Kerberos Authentication in Identity Cloud Using Identity Gateway

Prerequisites

1. Kerberos authentication must be enabled in Active Directory.
2. Install Identity Gateway and ensure the Java environment truststore is setup to trust server certificates.
3. Ensure the Identity Gateway and the Active Directory servers can reach one another.
4. Synchronize the time between the Identity Gateway and the Active Directory server.
5. Create krb5.conf in the Java environment /lib/security/ directory. Here is a sample krb5.conf file.
6. Create spengo.conf. Here is a sample spengo.conf file. You will need the path of this file in a later step.
7. Create an Active Directory service account for Identity Gateway.
8. Issue the following command on the Active Directory server assuming demoig.server.frdpcloud.org is the fully qualified domain name of the Identity Gateway Server and igsa is the service account samaccountname:

   setspn -s HTTP/demoig.server.frdpcloud.org igsa

9. Follow the Gateway Communication node setup.
10. Ensure the Client you will use to test the Kerberos Authentication has a valid Kerberos Ticket.
11. Ensure the Client you will use to test the Kerberos Authentication has added the Identity Gateway FQDN to the sites in the following zone -

    IE -> Internet Options -> Security -> Local Intranet -> Sites -> Advance

Identity Gateway Route Configuration

1. Replace the AuthenticateLocalUser Groovy script in the IdentityAssertionRoute.json with the sample Kerberos Groovy script
2. Ensure the service account credentials are properly configured in the Kerberos Groovy script.
3. Ensure the spengo.conf file location is properly configured in the Kerberos Groovy script.
4. Modify the CreateAssertionJwt to include the attribute.kerbUsername. You can simply replace line 103 in the IdentityAssertionRoute.json with

   "samaccountname": "${attribute.kerbUsername}"

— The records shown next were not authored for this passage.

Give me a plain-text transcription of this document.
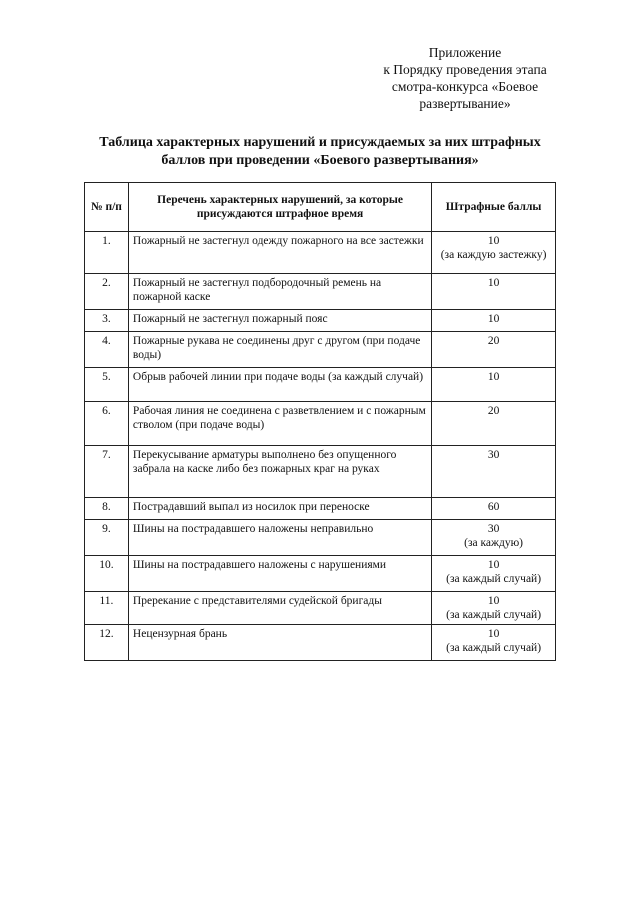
Приложение
к Порядку проведения этапа
смотра-конкурса «Боевое
развертывание»
Таблица характерных нарушений и присуждаемых за них штрафных
баллов при проведении «Боевого развертывания»
№ п/п	Перечень характерных нарушений, за которые присуждаются штрафное время	Штрафные баллы
1.	Пожарный не застегнул одежду пожарного на все застежки	10
(за каждую застежку)

2.	Пожарный не застегнул подбородочный ремень на пожарной каске	10

3.	Пожарный не застегнул пожарный пояс	10

4.	Пожарные рукава не соединены друг с другом (при подаче воды)	20

5.	Обрыв рабочей линии при подаче воды (за каждый случай)	10

6.	Рабочая линия не соединена с разветвлением и с пожарным стволом (при подаче воды)	20

7.	Перекусывание арматуры выполнено без опущенного забрала на каске либо без пожарных краг на руках	30

8.	Пострадавший выпал из носилок при переноске	60

9.	Шины на пострадавшего наложены неправильно	30
(за каждую)

10.	Шины на пострадавшего наложены с нарушениями	10
(за каждый случай)

11.	Пререкание с представителями судейской бригады	10
(за каждый случай)

12.	Нецензурная брань	10
(за каждый случай)
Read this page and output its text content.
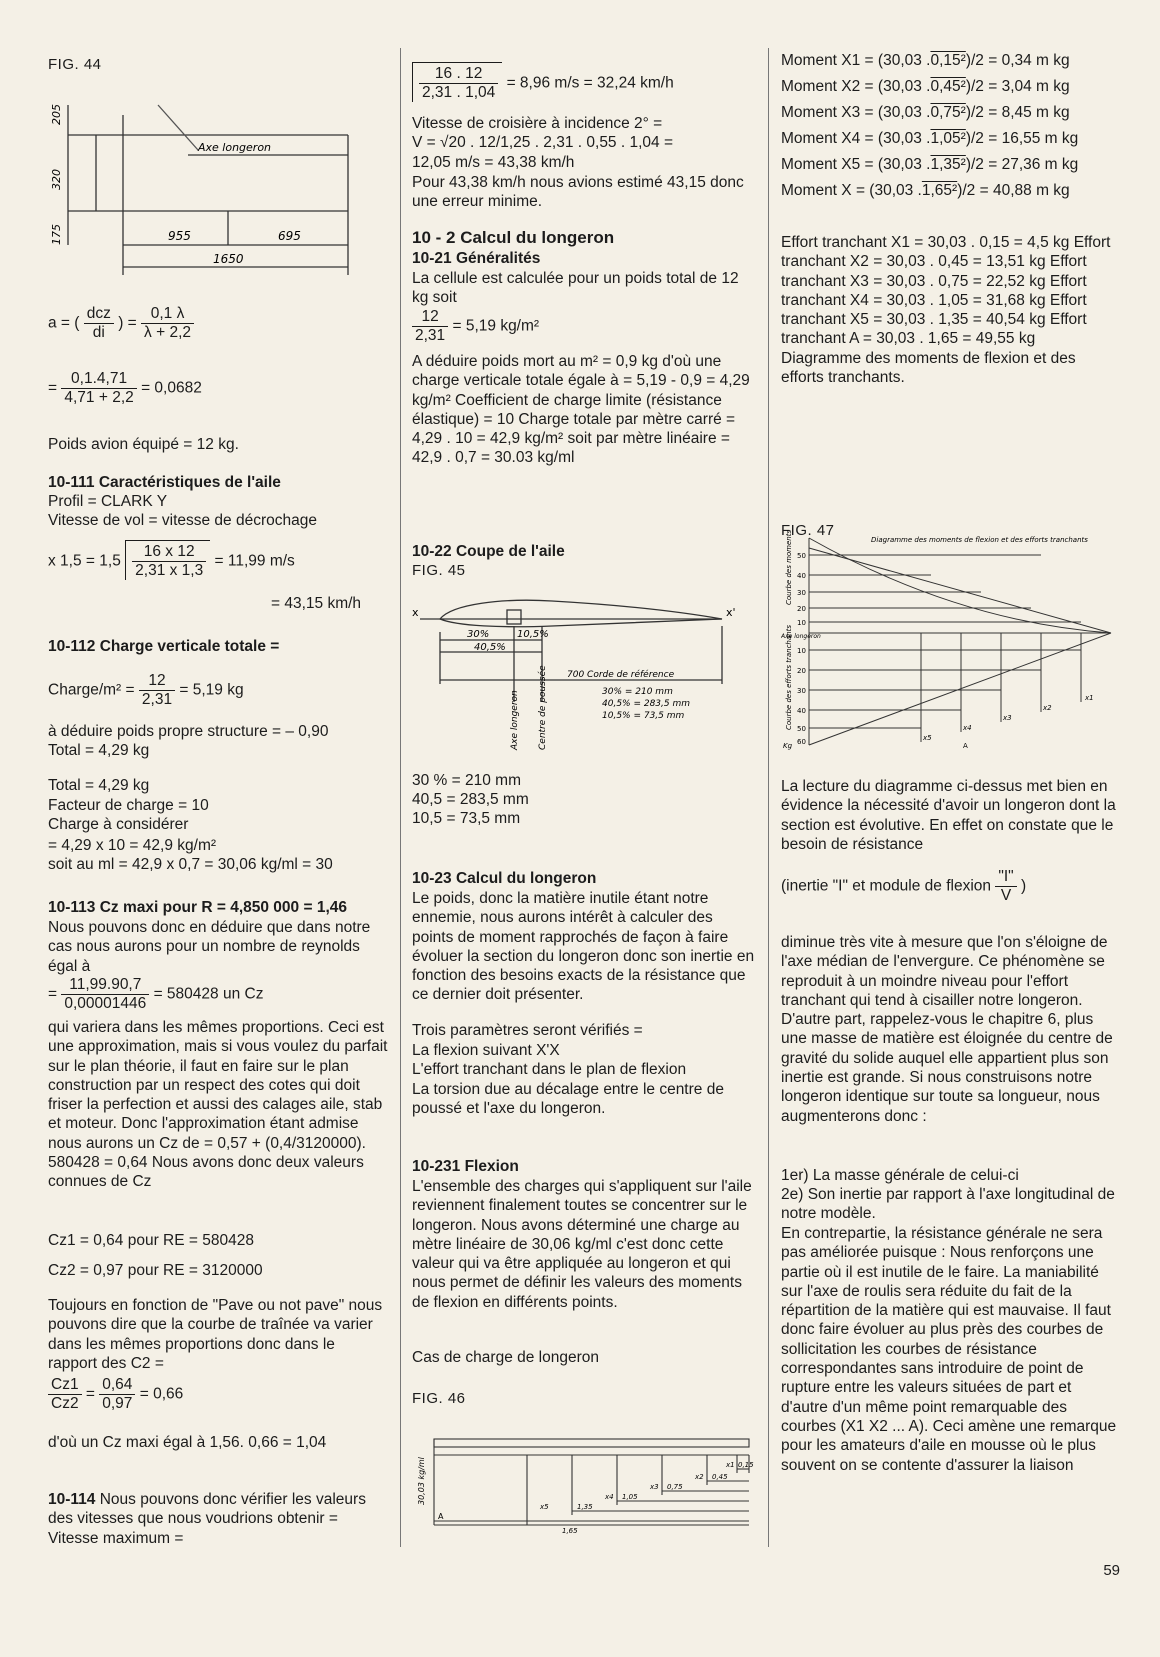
FIG. 44
Axe longeron
205
320
175	955	695
1650
a = ( $\frac{\text{dcz}}{di}$ ) = $\frac{0,1 \lambda}{\lambda + 2,2}$
= $\frac{0,1.4,71}{4,71 + 2,2} = 0,0682$
Poids avion équipé = 12 kg.
10-111 Caractéristiques de l'aile
Profil = CLARK Y
Vitesse de vol = vitesse de décrochage
x $1,5 = 1,5 \frac{16 x 12}{2,31 x 1,3} = 11,99$ m/s
= 43,15 km/h
10-112 Charge verticale totale =
Charge/m² = $\frac{12}{2,31} = 5,19$ kg
à déduire poids propre structure = – 0,90
Total = 4,29 kg
Total = 4,29 kg
Facteur de charge = 10
Charge à considérer
= 4,29 x 10 = 42,9 kg/m²
soit au ml = 42,9 x 0,7 = 30,06 kg/ml = 30
10-113 Cz maxi pour R = 4,850 000 = 1,46
Nous pouvons donc en déduire que dans notre cas nous aurons pour un nombre de reynolds égal à
= $\frac{11,99.90,7}{0,00001446} = 580428$ un Cz
qui variera dans les mêmes proportions. Ceci est une approximation, mais si vous voulez du parfait sur le plan théorie, il faut en faire sur le plan construction par un respect des cotes qui doit friser la perfection et aussi des calages aile, stab et moteur. Donc l'approximation étant admise nous aurons un Cz de = 0,57 + (0,4/3120000). 580428 = 0,64 Nous avons donc deux valeurs connues de Cz
Cz1 = 0,64 pour RE = 580428
Cz2 = 0,97 pour RE = 3120000
Toujours en fonction de "Pave ou not pave" nous pouvons dire que la courbe de traînée va varier dans les mêmes proportions donc dans le rapport des C2 =
$\frac{Cz1}{Cz2} = \frac{0,64}{0,97} = 0,66$
d'où un Cz maxi égal à 1,56. 0,66 = 1,04
10-114 Nous pouvons donc vérifier les valeurs des vitesses que nous voudrions obtenir = Vitesse maximum =
$\frac{16 . 12}{2,31 . 1,04} = 8,96$ m/s = 32,24 km/h
Vitesse de croisière à incidence 2° =
V = √20 . 12/1,25 . 2,31 . 0,55 . 1,04 =
12,05 m/s = 43,38 km/h
Pour 43,38 km/h nous avions estimé 43,15 donc une erreur minime.
10 - 2 Calcul du longeron
10-21 Généralités
La cellule est calculée pour un poids total de 12 kg soit
$\frac{12}{2,31} = 5,19$ kg/m²
A déduire poids mort au m² = 0,9 kg d'où une charge verticale totale égale à = 5,19 - 0,9 = 4,29 kg/m² Coefficient de charge limite (résistance élastique) = 10 Charge totale par mètre carré = 4,29 . 10 = 42,9 kg/m² soit par mètre linéaire = 42,9 . 0,7 = 30.03 kg/ml
10-22 Coupe de l'aile
FIG. 45
x	x'
30%	10,5%
40,5%
700 Corde de référence
30% = 210 mm
40,5% = 283,5 mm
10,5% = 73,5 mm
Axe longeron Centre de poussée
30 % = 210 mm
40,5 = 283,5 mm
10,5 = 73,5 mm
10-23 Calcul du longeron
Le poids, donc la matière inutile étant notre ennemie, nous aurons intérêt à calculer des points de moment rapprochés de façon à faire évoluer la section du longeron donc son inertie en fonction des besoins exacts de la résistance que ce dernier doit présenter.
Trois paramètres seront vérifiés =
La flexion suivant X'X
L'effort tranchant dans le plan de flexion
La torsion due au décalage entre le centre de poussé et l'axe du longeron.
10-231 Flexion
L'ensemble des charges qui s'appliquent sur l'aile reviennent finalement toutes se concentrer sur le longeron. Nous avons déterminé une charge au mètre linéaire de 30,06 kg/ml c'est donc cette valeur qui va être appliquée au longeron et qui nous permet de définir les valeurs des moments de flexion en différents points.
Cas de charge de longeron
FIG. 46
30,03 kg/ml
A
0,15
0,45
0,75
1,05
1,35
1,65
x1
x2
x3
x4
x5
Moment X1 = (30,03 .0,15²)/2 = 0,34 m kg
Moment X2 = (30,03 .0,45²)/2 = 3,04 m kg
Moment X3 = (30,03 .0,75²)/2 = 8,45 m kg
Moment X4 = (30,03 .1,05²)/2 = 16,55 m kg
Moment X5 = (30,03 .1,35²)/2 = 27,36 m kg
Moment X = (30,03 .1,65²)/2 = 40,88 m kg
Effort tranchant X1 = 30,03 . 0,15 = 4,5 kg Effort tranchant X2 = 30,03 . 0,45 = 13,51 kg Effort tranchant X3 = 30,03 . 0,75 = 22,52 kg Effort tranchant X4 = 30,03 . 1,05 = 31,68 kg Effort tranchant X5 = 30,03 . 1,35 = 40,54 kg Effort tranchant A = 30,03 . 1,65 = 49,55 kg Diagramme des moments de flexion et des efforts tranchants.
FIG. 47
Diagramme des moments de flexion et des efforts tranchants
Courbe des moments
Courbe des efforts tranchants
Axe longeron
Kg
50
40
30
20
10
10
20
30
40
50
60	A
x1
x2
x3
x4
x5
La lecture du diagramme ci-dessus met bien en évidence la nécessité d'avoir un longeron dont la section est évolutive. En effet on constate que le besoin de résistance
(inertie "I" et module de flexion $\frac{"I"}{V}$ )
diminue très vite à mesure que l'on s'éloigne de l'axe médian de l'envergure. Ce phénomène se reproduit à un moindre niveau pour l'effort tranchant qui tend à cisailler notre longeron. D'autre part, rappelez-vous le chapitre 6, plus une masse de matière est éloignée du centre de gravité du solide auquel elle appartient plus son inertie est grande. Si nous construisons notre longeron identique sur toute sa longueur, nous augmenterons donc :
1er) La masse générale de celui-ci
2e) Son inertie par rapport à l'axe longitudinal de notre modèle.
En contrepartie, la résistance générale ne sera pas améliorée puisque : Nous renforçons une partie où il est inutile de le faire. La maniabilité sur l'axe de roulis sera réduite du fait de la répartition de la matière qui est mauvaise. Il faut donc faire évoluer au plus près des courbes de sollicitation les courbes de résistance correspondantes sans introduire de point de rupture entre les valeurs situées de part et d'autre d'un même point remarquable des courbes (X1 X2 ... A). Ceci amène une remarque pour les amateurs d'aile en mousse où le plus souvent on se contente d'assurer la liaison
59
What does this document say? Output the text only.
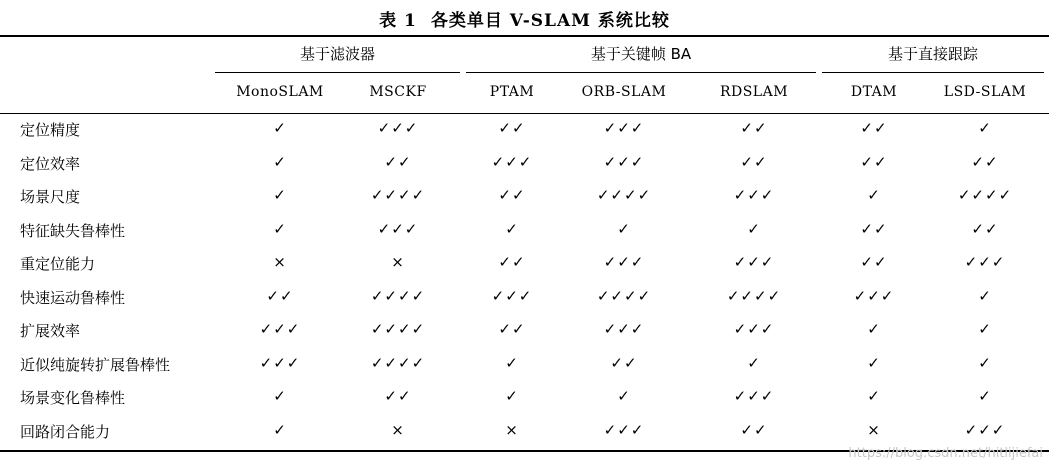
表 1 各类单目 V-SLAM 系统比较
基于滤波器	基于关键帧 BA	基于直接跟踪
MonoSLAM	MSCKF	PTAM	ORB-SLAM	RDSLAM	DTAM	LSD-SLAM
定位精度	✓	✓✓✓	✓✓	✓✓✓	✓✓	✓✓	✓
定位效率	✓	✓✓	✓✓✓	✓✓✓	✓✓	✓✓	✓✓
场景尺度	✓	✓✓✓✓	✓✓	✓✓✓✓	✓✓✓	✓	✓✓✓✓
特征缺失鲁棒性	✓	✓✓✓	✓	✓	✓	✓✓	✓✓
重定位能力	×	×	✓✓	✓✓✓	✓✓✓	✓✓	✓✓✓
快速运动鲁棒性	✓✓	✓✓✓✓	✓✓✓	✓✓✓✓	✓✓✓✓	✓✓✓	✓
扩展效率	✓✓✓	✓✓✓✓	✓✓	✓✓✓	✓✓✓	✓	✓
近似纯旋转扩展鲁棒性	✓✓✓	✓✓✓✓	✓	✓✓	✓	✓	✓
场景变化鲁棒性	✓	✓✓	✓	✓	✓✓✓	✓	✓
回路闭合能力	✓	×	×	✓✓✓	✓✓	×	✓✓✓
https://blog.csdn.net/hitlijiefai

Identity Cloud Configuration

1. In the sample Journey ensure the samaccountname is mapped to the username.
2. Ensure a test user exists in your Identity Cloud environment with the same username as the samaccountname of the user you plan on testing within.

Test

Run the sample Journey from the Client browser with a valid Kerberos ticket that can reach both Identity Cloud and Identity Gateway. The result should be the user can login with a Kerberos ticket in Identity Cloud.